International comparisons of laboratory values from the 4CE collaborative to predict COVID-19 mortality
Griffin M. Weber, Chuan Hong, Zongqi Xia, Nathan Palmer, Paul Avillach, Sehi L’Yi, Mark S. Keller, Shawn N. Murphy, Alba Gutiérrez‐Sacristán, Clara-Lea Bonzel, Arnaud Serret-Larmande, Antoine Neuraz, Gilbert S. Omenn, Shyam Visweswaran, Jeffrey G. Klann, Andrew M. South, Ne Hooi Will Loh, Mario Cannataro, Brett K. Beaulieu‐Jones, Riccardo Bellazzi, Giuseppe Agapito, M Alessiani, Bruce J. Aronow, Douglas S. Bell, Vincent Benoît, Florence T. Bourgeois, Luca Chiovato, Kelly Cho, Arianna Dagliati, Scott L. DuVall, Noelia García Barrio, David A. Hanauer, Yuk‐Lam Ho, John H. Holmes, Richard Issitt, Molei Liu, Yuan Luo, Kristine E. Lynch, Sarah E. Maidlow, Alberto Malovini, Kenneth D. Mandl, Chengsheng Mao, Michael E. Matheny, Jason H. Moore, Jeffrey S. Morris, Michele Morris, Danielle L. Mowery, Kee Yuan Ngiam, Lav P. Patel, Miguel Pedrera‐Jiménez, Rachel Ramoni, Emily Schriver, Petra Schubert, Pablo Serrano Balazote, Anastassia Spiridou, Amelia L.M. Tan, Byorn W.L. Tan, Valentina Tibollo, Carlo Torti, Enrico Maria Trecarichi, Xuan Wang, James R. Aaron, Adem Albayrak, Giuseppe Albi, Anna Alloni, Danilo F. Amendola, François Angoulvant, Li L. L. J. Anthony, Fatima Ashraf, Andrew M. Atz, Paul Avillach, Paula S Azevedo, James Balshi, Brett K. Beaulieu‐Jones, Antonio Bellasi, Vincent Benoît, Michele Beraghi, José Luis Bernal-Sobrino, Mélodie Bernaux, Romain Bey, Surbhi Bhatnagar, Alvar Blanco-Martínez, Martin Boeker, John Booth, Silvano Bòsari, Robert L. Bradford, Gabriel A. Brat, Stéphane Breant, Nicholas W. Brown, Raffaele Bruno, William Bryant, Mauro Bucalo, Emily M. Bucholz, Anita Burgun, Tianxi Cai, Aldo Carmona, Charlotte Caucheteux, Julien Champ, Krista Y. Chen, Jin Chen
Abstract
Given the growing number of prediction algorithms developed to predict COVID-19 mortality, we evaluated the transportability of a mortality prediction algorithm using a multi-national network of healthcare systems. We predicted COVID-19 mortality using baseline commonly measured laboratory values and standard demographic and clinical covariates across healthcare systems, countries, and continents. Specifically, we trained a Cox regression model with nine measured laboratory test values, standard demographics at admission, and comorbidity burden pre-admission.

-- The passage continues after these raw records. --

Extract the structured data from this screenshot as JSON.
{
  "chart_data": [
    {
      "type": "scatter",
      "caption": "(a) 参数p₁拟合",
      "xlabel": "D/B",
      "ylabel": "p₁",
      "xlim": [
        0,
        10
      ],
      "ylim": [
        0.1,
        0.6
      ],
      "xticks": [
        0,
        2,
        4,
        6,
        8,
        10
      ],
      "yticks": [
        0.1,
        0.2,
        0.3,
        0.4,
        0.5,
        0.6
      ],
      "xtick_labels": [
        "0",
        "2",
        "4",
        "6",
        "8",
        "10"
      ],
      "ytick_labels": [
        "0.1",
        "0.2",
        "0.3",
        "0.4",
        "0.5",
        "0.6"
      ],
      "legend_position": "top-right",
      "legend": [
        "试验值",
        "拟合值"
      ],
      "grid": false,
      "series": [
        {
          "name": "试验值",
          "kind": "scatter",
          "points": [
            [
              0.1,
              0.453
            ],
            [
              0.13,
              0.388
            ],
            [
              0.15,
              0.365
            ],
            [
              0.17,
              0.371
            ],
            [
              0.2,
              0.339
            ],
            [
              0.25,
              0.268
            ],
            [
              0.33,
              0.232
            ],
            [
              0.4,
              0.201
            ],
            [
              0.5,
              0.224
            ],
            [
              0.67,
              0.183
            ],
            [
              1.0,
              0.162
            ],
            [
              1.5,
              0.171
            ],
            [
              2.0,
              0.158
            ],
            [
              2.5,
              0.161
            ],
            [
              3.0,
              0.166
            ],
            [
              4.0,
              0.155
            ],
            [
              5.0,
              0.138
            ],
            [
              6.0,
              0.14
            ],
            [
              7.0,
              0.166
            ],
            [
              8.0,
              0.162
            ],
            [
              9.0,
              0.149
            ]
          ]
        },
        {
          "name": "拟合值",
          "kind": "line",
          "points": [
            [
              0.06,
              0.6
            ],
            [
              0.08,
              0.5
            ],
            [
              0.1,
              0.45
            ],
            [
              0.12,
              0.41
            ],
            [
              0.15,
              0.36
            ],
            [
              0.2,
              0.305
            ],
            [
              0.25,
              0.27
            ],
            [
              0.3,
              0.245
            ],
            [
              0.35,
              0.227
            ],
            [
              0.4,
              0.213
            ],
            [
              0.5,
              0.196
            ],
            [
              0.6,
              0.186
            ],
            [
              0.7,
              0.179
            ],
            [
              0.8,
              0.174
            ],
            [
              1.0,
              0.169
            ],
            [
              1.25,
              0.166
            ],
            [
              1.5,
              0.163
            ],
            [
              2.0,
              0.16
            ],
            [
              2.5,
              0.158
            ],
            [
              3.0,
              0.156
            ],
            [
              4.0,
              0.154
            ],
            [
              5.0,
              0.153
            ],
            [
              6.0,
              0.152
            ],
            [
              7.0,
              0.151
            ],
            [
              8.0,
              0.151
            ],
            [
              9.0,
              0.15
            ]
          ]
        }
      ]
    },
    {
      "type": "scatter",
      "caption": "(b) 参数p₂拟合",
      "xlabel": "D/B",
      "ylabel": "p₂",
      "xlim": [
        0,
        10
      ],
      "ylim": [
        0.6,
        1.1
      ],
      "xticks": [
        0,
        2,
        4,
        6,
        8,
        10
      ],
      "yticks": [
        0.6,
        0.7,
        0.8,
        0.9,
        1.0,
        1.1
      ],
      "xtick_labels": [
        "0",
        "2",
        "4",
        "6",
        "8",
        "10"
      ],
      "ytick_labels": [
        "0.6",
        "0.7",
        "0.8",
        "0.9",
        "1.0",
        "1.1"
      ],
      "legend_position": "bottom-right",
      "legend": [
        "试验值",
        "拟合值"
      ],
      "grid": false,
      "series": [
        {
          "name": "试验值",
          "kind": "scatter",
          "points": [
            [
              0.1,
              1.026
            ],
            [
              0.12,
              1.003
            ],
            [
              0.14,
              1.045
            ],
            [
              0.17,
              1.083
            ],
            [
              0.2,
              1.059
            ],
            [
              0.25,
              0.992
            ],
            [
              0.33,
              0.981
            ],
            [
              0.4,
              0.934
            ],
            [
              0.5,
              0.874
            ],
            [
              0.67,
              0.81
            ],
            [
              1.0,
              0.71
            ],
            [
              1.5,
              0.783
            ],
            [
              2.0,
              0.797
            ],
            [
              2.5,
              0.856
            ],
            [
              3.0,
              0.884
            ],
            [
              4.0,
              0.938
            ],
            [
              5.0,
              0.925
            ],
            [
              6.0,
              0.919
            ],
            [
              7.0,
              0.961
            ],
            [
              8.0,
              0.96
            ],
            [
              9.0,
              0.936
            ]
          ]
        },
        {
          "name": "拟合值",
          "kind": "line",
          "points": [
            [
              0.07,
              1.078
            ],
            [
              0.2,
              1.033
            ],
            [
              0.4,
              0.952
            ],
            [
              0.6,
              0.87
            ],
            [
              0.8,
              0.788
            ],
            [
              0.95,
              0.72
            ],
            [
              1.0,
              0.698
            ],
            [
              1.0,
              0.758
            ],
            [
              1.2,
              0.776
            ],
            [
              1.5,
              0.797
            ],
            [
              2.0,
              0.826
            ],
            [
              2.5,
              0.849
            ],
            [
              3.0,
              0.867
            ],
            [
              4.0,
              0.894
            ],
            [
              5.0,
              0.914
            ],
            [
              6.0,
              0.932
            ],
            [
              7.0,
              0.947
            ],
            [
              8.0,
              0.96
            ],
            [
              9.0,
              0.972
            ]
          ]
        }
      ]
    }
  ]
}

These models were compared at site, country, and continent level. Of the 39,969 hospitalized patients with COVID-19 (68.6% male), 5717 (14.3%) died. In the Cox model, age, albumin, AST, creatine, CRP, and white blood cell count are most predictive of mortality. The baseline covariates are more predictive of mortality during the early days of COVID-19 hospitalization. Models trained at healthcare systems with larger cohort size largely retain good transportability performance when porting to different sites. The combination of routine laboratory test values at admission along with basic demographic features can predict mortality in patients hospitalized with COVID-19. Importantly, this potentially deployable model differs from prior work by demonstrating not only consistent performance but also reliable transportability across healthcare systems in the US and Europe, highlighting the generalizability of this model and the overall approach.